A forensic analysis shows that the Wuhan Insitute of Virology (WIV) was genetically manipulating the Nipah virus, a highly lethal pathogen, in violation of the Biological Weapons Convention, according to an expert who testified at a Senate subcommittee hearing on Aug. 3.
The finding was another piece of evidence showing that the controversial Wuhan lab was conducting gain-of-function research—experiments that ultimately resulted in the COVID-19 pandemic via a leak from the facility, according to Dr. Steven Quay, CEO of Atossa Therapeutics. Gain-of-function research involves enhancing the potency or transmissibility of a virus.
Quay said he and other scientists conducted an examination of COVID-19 patient specimens from December 2019 sequenced and published by the WIV. Through that analysis, published in a preprint paper that hasn’t been peer-reviewed, they found 20 unexpected contaminants that they believe are evidence of other research conducted at the lab.
“For 19 of the 20 unexpected contaminants, we then found published research from the previous two years, confirming that the lab had indeed been working on these unexpected genes,” he said in written testimony (pdf) before a hearingon gain-of-function research held by the Senate subcommittee on Emerging Threats and Spending Oversight. The hearing was only attended by the subcommittee’s Republican members.

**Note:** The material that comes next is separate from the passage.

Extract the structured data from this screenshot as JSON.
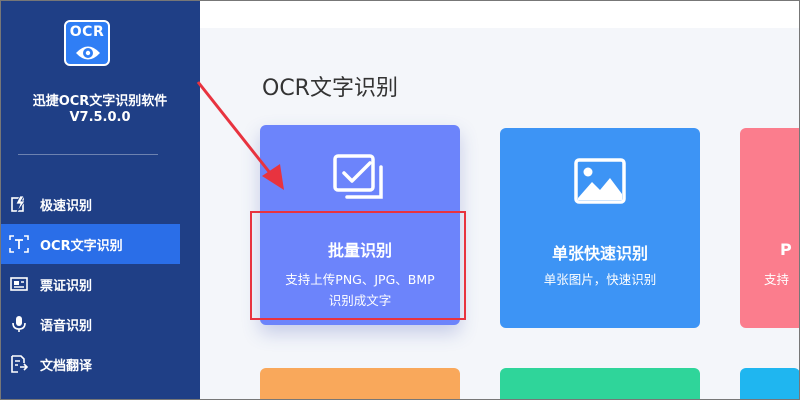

But the one contaminant not accounted for in papers published by WIV was cloning vectors of the Nipah virus, according to Quay.
“This is the most dangerous research I have ever encountered,” he said in the written testimony.

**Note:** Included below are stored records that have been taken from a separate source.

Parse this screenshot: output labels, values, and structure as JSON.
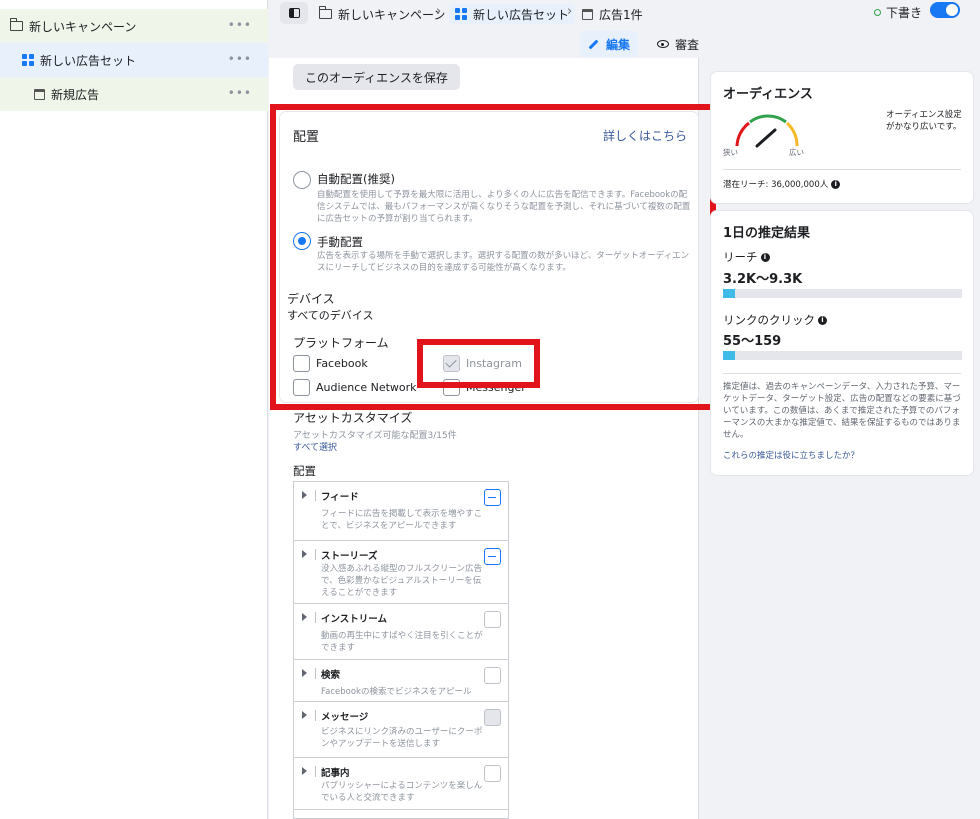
{
  "sidebar": {
    "campaign": "新しいキャンペーン",
    "adset": "新しい広告セット",
    "ad": "新規広告",
    "more": "•••"
  },
  "topbar": {
    "crumbs": [
      "新しいキャンペーン",
      "新しい広告セット",
      "広告1件"
    ],
    "sep": "›",
    "draft": "下書き",
    "edit": "編集",
    "review": "審査"
  },
  "main": {
    "save_audience": "このオーディエンスを保存",
    "placement": {
      "title": "配置",
      "learn_more": "詳しくはこちら",
      "auto_title": "自動配置(推奨)",
      "auto_desc": "自動配置を使用して予算を最大限に活用し、より多くの人に広告を配信できます。Facebookの配信システムでは、最もパフォーマンスが高くなりそうな配置を予測し、それに基づいて複数の配置に広告セットの予算が割り当てられます。",
      "manual_title": "手動配置",
      "manual_desc": "広告を表示する場所を手動で選択します。選択する配置の数が多いほど、ターゲットオーディエンスにリーチしてビジネスの目的を達成する可能性が高くなります。",
      "devices_h": "デバイス",
      "devices_v": "すべてのデバイス",
      "platforms_h": "プラットフォーム",
      "platforms": [
        "Facebook",
        "Instagram",
        "Audience Network",
        "Messenger"
      ]
    },
    "asset": {
      "title": "アセットカスタマイズ",
      "sub": "アセットカスタマイズ可能な配置3/15件",
      "select_all": "すべて選択"
    },
    "haichi_h": "配置",
    "placements": [
      {
        "name": "フィード",
        "desc": "フィードに広告を掲載して表示を増やすことで、ビジネスをアピールできます"
      },
      {
        "name": "ストーリーズ",
        "desc": "没入感あふれる縦型のフルスクリーン広告で、色彩豊かなビジュアルストーリーを伝えることができます"
      },
      {
        "name": "インストリーム",
        "desc": "動画の再生中にすばやく注目を引くことができます"
      },
      {
        "name": "検索",
        "desc": "Facebookの検索でビジネスをアピール"
      },
      {
        "name": "メッセージ",
        "desc": "ビジネスにリンク済みのユーザーにクーポンやアップデートを送信します"
      },
      {
        "name": "記事内",
        "desc": "パブリッシャーによるコンテンツを楽しんでいる人と交流できます"
      }
    ]
  },
  "audience": {
    "title": "オーディエンス",
    "narrow": "狭い",
    "wide": "広い",
    "desc": "オーディエンス設定がかなり広いです。",
    "reach": "潜在リーチ: 36,000,000人"
  },
  "estimate": {
    "title": "1日の推定結果",
    "reach_lbl": "リーチ",
    "reach_val": "3.2K〜9.3K",
    "reach_fill": 0.05,
    "click_lbl": "リンクのクリック",
    "click_val": "55〜159",
    "click_fill": 0.05,
    "note": "推定値は、過去のキャンペーンデータ、入力された予算、マーケットデータ、ターゲット設定、広告の配置などの要素に基づいています。この数値は、あくまで推定された予算でのパフォーマンスの大まかな推定値で、結果を保証するものではありません。",
    "feedback": "これらの推定は役に立ちましたか？"
  },
  "colors": {
    "accent": "#1877f2",
    "highlight": "#e1141b",
    "bar": "#3ebbe6"
  },
  "icons": [
    "folder-icon",
    "grid-icon",
    "doc-icon",
    "panel-icon",
    "pencil-icon",
    "eye-icon",
    "info-icon"
  ]
}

The Nipah virus has a lethality of more than 60 percent, more than that of Ebola, although it’s less transmissible than the latter virus since it isn’t airborne, the expert said at the hearing. The Nipah virus is also about 60 times deadlier than COVID-19.

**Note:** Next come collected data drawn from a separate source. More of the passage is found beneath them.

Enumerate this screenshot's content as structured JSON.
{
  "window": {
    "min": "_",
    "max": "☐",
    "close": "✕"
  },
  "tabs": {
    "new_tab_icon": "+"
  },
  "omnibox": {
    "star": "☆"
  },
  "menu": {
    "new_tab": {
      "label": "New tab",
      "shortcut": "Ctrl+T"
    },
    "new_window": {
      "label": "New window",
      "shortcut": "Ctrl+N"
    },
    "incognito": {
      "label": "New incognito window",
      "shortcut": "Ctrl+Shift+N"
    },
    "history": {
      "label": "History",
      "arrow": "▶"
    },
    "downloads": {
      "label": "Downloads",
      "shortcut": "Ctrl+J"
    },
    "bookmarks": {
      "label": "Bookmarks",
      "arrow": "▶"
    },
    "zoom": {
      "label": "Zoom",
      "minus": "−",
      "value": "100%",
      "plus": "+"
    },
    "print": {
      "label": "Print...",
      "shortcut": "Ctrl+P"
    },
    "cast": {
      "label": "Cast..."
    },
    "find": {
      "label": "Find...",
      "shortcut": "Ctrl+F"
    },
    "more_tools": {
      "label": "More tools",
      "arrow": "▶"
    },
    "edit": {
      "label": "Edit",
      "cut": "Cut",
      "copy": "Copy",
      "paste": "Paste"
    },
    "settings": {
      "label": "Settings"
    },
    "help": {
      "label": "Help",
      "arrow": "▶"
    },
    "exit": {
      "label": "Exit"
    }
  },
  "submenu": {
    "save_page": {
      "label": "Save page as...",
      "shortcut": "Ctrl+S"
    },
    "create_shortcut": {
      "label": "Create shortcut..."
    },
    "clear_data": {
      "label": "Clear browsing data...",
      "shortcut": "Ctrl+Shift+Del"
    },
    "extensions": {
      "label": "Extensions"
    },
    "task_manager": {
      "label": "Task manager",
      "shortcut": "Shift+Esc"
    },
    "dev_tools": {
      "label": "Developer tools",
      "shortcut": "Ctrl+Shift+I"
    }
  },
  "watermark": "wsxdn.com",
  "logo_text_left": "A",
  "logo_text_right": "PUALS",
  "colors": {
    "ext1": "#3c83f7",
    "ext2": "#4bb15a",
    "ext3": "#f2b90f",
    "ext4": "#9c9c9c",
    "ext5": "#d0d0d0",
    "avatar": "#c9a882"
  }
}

“[A] laboratory-acquired infection with a modified Nipah virus would make the COVID-19 pandemic look like a walk in the park,” he said.
This kind of synthetic biology is a breach of international law, according to the expert.
“It’s actually against the biological weapons treaty to take the Nipah virus apart and then put it back together again,” Quay told The Epoch Times in an interview before the hearing.
In the hearing, Quay listed a series of evidence that he said pointed to COVID-19 originating from a lab leak from WIV.
Among these is the fact that the WIV’s public database of 22,000 samples and viral sequences was taken offline on Sept. 12, 2019, before the onset of the COVID-19 pandemic. While the facility stated that this was because of cyber hacks, Quay called this act “suspicious,” and he believes that the database was taken offline to remove evidence of close precursors to COVID-19, which would have been a “smoking gun” showing that the virus leaked from the lab.
He also highlighted that the WIV was the world’s leading center for the study of coronaviruses, noting that before 2019, the facility was responsible for 65 percent of all published research in the area.
“For almost a decade, they were going into bat caves throughout China and … back into Africa as well, 20 visits a year in bringing these samples back to the laboratory,” Quay said at the hearing. “They had the largest collection of raw material backbones from nature to then do gain function research on.
“I believe it’s the confluence of those two activities … bringing things back from bat caves and gain-of-function research that led to the pandemic.”
The WIV has repeatedly denied that it was the source of the pandemic, but the Chinese regime has persistently refused to open the lab and its records to outside authorities, making an independent investigation of the hypothesis nearly impossible.
A 2021 U.S. State Department fact sheet stated that WIV researchers had begun conducting experiments involving RaTG13, identified to have the closest genetic similarity to the COVID-19 virus, from as early as 2016.
Besides engaging in “’gain of function’ research to engineer chimeric viruses,” the WIV has engaged in laboratory animal experiments on behalf of the Chinese military since at least 2017, according to the fact sheet.